Fig 1: P-F curve for equipment degradation stages

This indicates that class imbalance (unequal distribution and variation of data in machine learning tasks) is a considerable problem when modeling such data. To decide on a preferable modeling approach, let’s first list down the questions that any model should answer:

• Anomaly detection: Which part of the machine is showing signs of degradation?
• Remaining useful life (RUL): How long can the machine run before it fails and stops?
• Diagnostics: Combination of anomaly signals to predict failure mode. Failure modes are annotations of the type of failure.

Having distributed problems in the above categories, we can now take independent approaches to solve and perfect individual models.

Anomaly detection

Anomaly detection can be modeled for every signal or subset of signals. The selection can be based on the possibility of failure if that signal starts to deviate despite the machine’s regular operation. E.g., the bearing temperature in the gearbox varies in sync with its RPM. If the bearing temp increases despite constant RPM, a clear decorrelation suggests a possible anomaly.

Fig 2: Bearing temp variation — normal (left) vs. anomaly (right)

Before it turns into an anomaly, the deviation percentage can be learned from its historical behavior. An excellent statistical baseline can be five times the standard deviation observed over a historical average operation period.

The anomaly detection problem can be modeled as a multivariate clustering problem. Signals should be grouped based on mechanical properties, typical usage behavior, and environmental operating conditions. The domain specialist can provide valuable insight into such queries.

Fig 3: A clustering approach

Remaining useful life (RUL)

Anomaly detection alone is insufficient evidence to conclude that the machine might be at risk of failure. This is because such deviations are a common occurrence in day-to-day operations. To consider the detected anomaly genuinely concerning, it must sustain for a sufficiently long time, followed by continuous degradation.

From our bearing temperature example, bearing temperature starts to increase and crosses the anomaly threshold. It then continues to rise despite other parameters showing no sign of deviation.

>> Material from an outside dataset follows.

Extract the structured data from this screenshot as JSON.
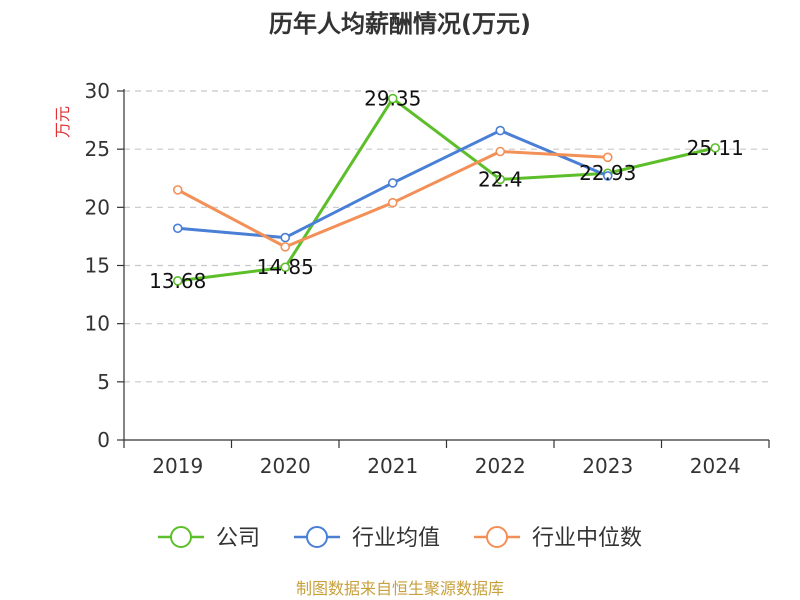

The estimation of RUL can be treated as a time series problem. Parameter variation from the point when the anomaly is flagged can be used to forecast future values. The target limit value can be the maximum allowable limit (also called alarm limit) set in the respective control system.


Fig 4: Degradation of signals and RUL

Diagnostics

With the information of anomaly and RUL over signals, we can combine them to predict the possible failure type as a classification approach. This can also be modeled as a multiclass classification problem. However, the scenario can be challenging to implement as it needs historical data with the correct annotation of failure type — information that can be hard to get and may require domain expert advice to label the events.

The failure mode can be labeled as breakdown events such as overheating, part breakdown, etc. The most well-known classification approaches can work if they can handle large-class imbalances.

Conclusion

There is great potential for applying AI/ML models in manufacturing, and predictive maintenance is crucial. Additionally, a lot of information is available on historical operation data. But due to the lack of annotation and standardization, modeling it via the traditional AI/ML approach can be difficult. There is a clear need to use innovative ways to model these problems by breaking them into smaller sets of sub-problems. An experienced partner in this field can make navigating these challenges much easier and faster. However, in the future, with the availability of more labeled data, we may see the possibility of using more complex models.